KLASS: KL-Guided Fast Inference in Masked Diffusion Models
Seo Hyun Kim, Sunwoo Hong, Hojung Jung, Youngrok Park, Se-Young Yun
2025-11-12
Summary
This paper introduces a new way to speed up the process of generating text, images, or even molecules using a type of artificial intelligence called masked diffusion models.
What's the problem?
Masked diffusion models are really good at creating things, but they do it slowly because they build up the final result step-by-step, refining it over and over. This iterative process makes generating content take a long time, which is a major drawback.
What's the solution?
The researchers developed a technique called KL-Adaptive Stability Sampling, or KLASS. Essentially, KLASS figures out which parts of the generated content the model is already very confident about. Instead of refining everything slowly, it quickly reveals those confident parts, allowing for much faster generation without sacrificing quality. It does this by looking at something called 'KL divergence' at each step to measure confidence, and then unmasking multiple parts at once without needing to retrain the model.
Why it matters?
This is important because it makes these powerful AI models much more practical to use. By significantly speeding up the generation process – up to 2.78 times faster in some cases – KLASS allows for quicker results in areas like reasoning, text creation, image generation, and even designing new molecules. It’s a broadly useful improvement that works across different types of models and tasks.
Abstract
Masked diffusion models have demonstrated competitive results on various tasks including language generation. However, due to its iterative refinement process, the inference is often bottlenecked by slow and static sampling speed.
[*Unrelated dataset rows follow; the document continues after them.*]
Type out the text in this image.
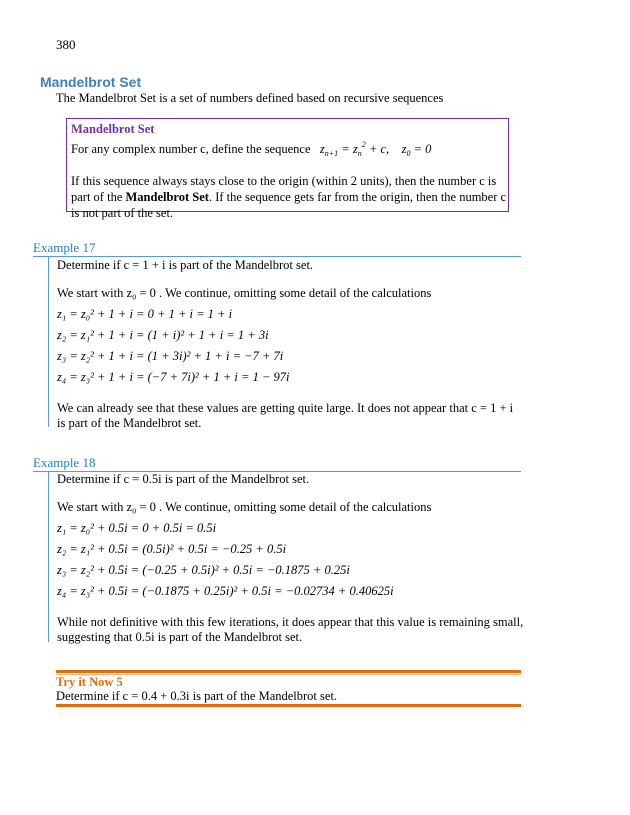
380
Mandelbrot Set
The Mandelbrot Set is a set of numbers defined based on recursive sequences
Mandelbrot Set
For any complex number c, define the sequence   $z_{n+1} = z_n^2 + c$,    $z_0 = 0$
If this sequence always stays close to the origin (within 2 units), then the number c is
part of the Mandelbrot Set. If the sequence gets far from the origin, then the number c
is not part of the set.
Example 17
Determine if c = 1 + i is part of the Mandelbrot set.
We start with z₀ = 0 . We continue, omitting some detail of the calculations
z₁ = z₀² + 1 + i = 0 + 1 + i = 1 + i
z₂ = z₁² + 1 + i = (1 + i)² + 1 + i = 1 + 3i
z₃ = z₂² + 1 + i = (1 + 3i)² + 1 + i = −7 + 7i
z₄ = z₃² + 1 + i = (−7 + 7i)² + 1 + i = 1 − 97i
We can already see that these values are getting quite large. It does not appear that c = 1 + i
is part of the Mandelbrot set.
Example 18
Determine if c = 0.5i is part of the Mandelbrot set.
We start with z₀ = 0 . We continue, omitting some detail of the calculations
z₁ = z₀² + 0.5i = 0 + 0.5i = 0.5i
z₂ = z₁² + 0.5i = (0.5i)² + 0.5i = −0.25 + 0.5i
z₃ = z₂² + 0.5i = (−0.25 + 0.5i)² + 0.5i = −0.1875 + 0.25i
z₄ = z₃² + 0.5i = (−0.1875 + 0.25i)² + 0.5i = −0.02734 + 0.40625i
While not definitive with this few iterations, it does appear that this value is remaining small,
suggesting that 0.5i is part of the Mandelbrot set.
Try it Now 5
Determine if c = 0.4 + 0.3i is part of the Mandelbrot set.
To overcome this problem, we introduce `KL-Adaptive Stability Sampling' (KLASS), a fast yet effective sampling method that exploits token-level KL divergence to identify stable, high-confidence predictions. By unmasking multiple tokens in each iteration without any additional model training, our approach speeds up generation significantly while maintaining sample quality. On reasoning benchmarks, KLASS achieves up to 2.78times wall-clock speedups while improving performance over standard greedy decoding, attaining state-of-the-art results among diffusion-based samplers. We further validate KLASS across diverse domains, including text, image, and molecular generation, showing its effectiveness as a broadly applicable sampler across different models.